I have a java program that generates timezone values in the binary format expected by Postgresql's COPY command in binary format. The data is written to a binary file which I then insert into Postgresql using the copy command into a table with a timestamp column (no time-zone).
The format is essentially the number 8 as a 4-byte value followed by microseconds since 2000-01-01 as an 8-byte value.

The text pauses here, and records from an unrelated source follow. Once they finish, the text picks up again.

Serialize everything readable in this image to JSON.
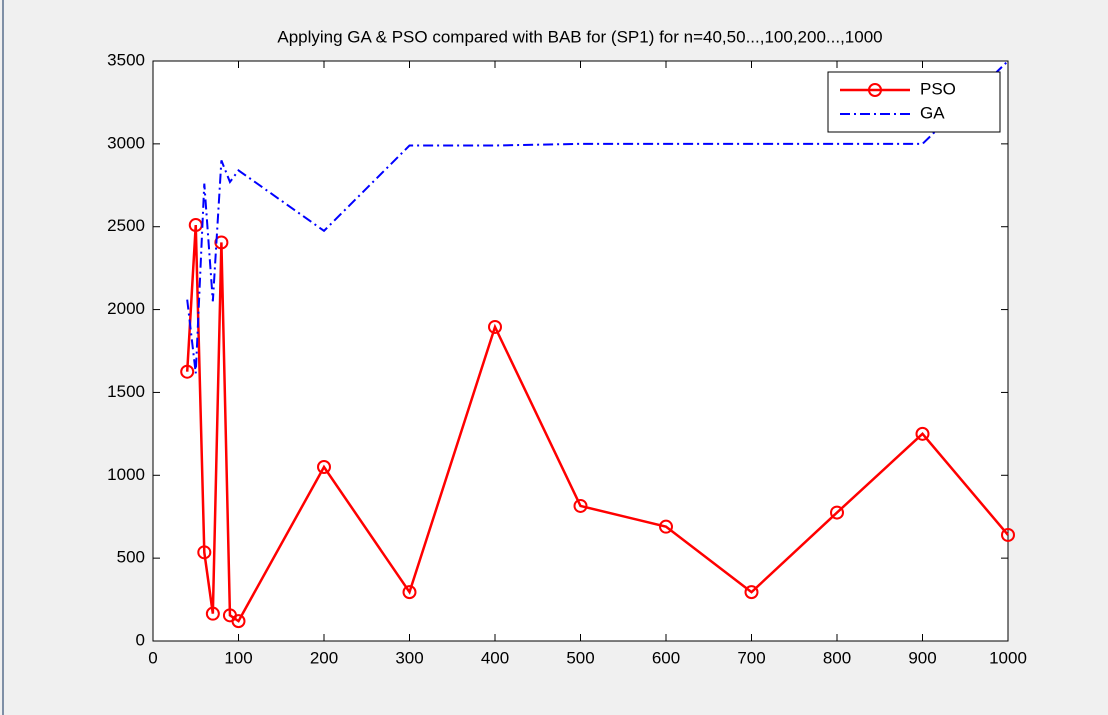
{
  "chart_data": {
    "type": "line",
    "title": "Applying GA & PSO compared with BAB for (SP1) for n=40,50...,100,200...,1000",
    "x": [
      40,
      50,
      60,
      70,
      80,
      90,
      100,
      200,
      300,
      400,
      500,
      600,
      700,
      800,
      900,
      1000
    ],
    "series": [
      {
        "name": "PSO",
        "color": "#ff0000",
        "marker": "o",
        "dash": "solid",
        "values": [
          1625,
          2510,
          535,
          165,
          2405,
          155,
          120,
          1050,
          295,
          1895,
          815,
          690,
          295,
          775,
          1250,
          640
        ]
      },
      {
        "name": "GA",
        "color": "#0000ff",
        "marker": "none",
        "dash": "dashdot",
        "values": [
          2060,
          1615,
          2760,
          2050,
          2900,
          2770,
          2840,
          2475,
          2990,
          2990,
          3000,
          3000,
          3000,
          3000,
          3000,
          3500
        ]
      }
    ],
    "xlim": [
      0,
      1000
    ],
    "xticks": [
      0,
      100,
      200,
      300,
      400,
      500,
      600,
      700,
      800,
      900,
      1000
    ],
    "ylim": [
      0,
      3500
    ],
    "yticks": [
      0,
      500,
      1000,
      1500,
      2000,
      2500,
      3000,
      3500
    ],
    "grid": false,
    "legend": "northeast"
  }
}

I am finding a difference in Postgresql and Java's interpretation of the timezone offset. When I attempt to write the date:
2004-11-01 09:34:42.432
which in the postgres binary format is
0x00, 0x00, 0x00, 0x08, 0x00, 0x00, 0x8a, 0xcd, 0xe3, 0x10, 0x68, 0x00
and postgres reports the date correctly. However, if I enter the date
2010-11-01 09:34:42.432
which in binary goes as
0x00, 0x00, 0x00, 0x08, 0x00, 0x01, 0x36, 0xf8, 0x72, 0xcb, 0x64, 0x00
I get 2010-11-01 08:34:42.432 as the timestamp in Postgres.
Further investigation shows that Postgres thinks that the UTC offset is -5 for 2010 while Java thinks its -4 (which is correct I believe) leading to the one hour difference. Anyone know what the solution to this is?
Pertinent information:
Postgresql version 9.2.4
Java: 7
Working in Eastern Time Zone (America/New_York).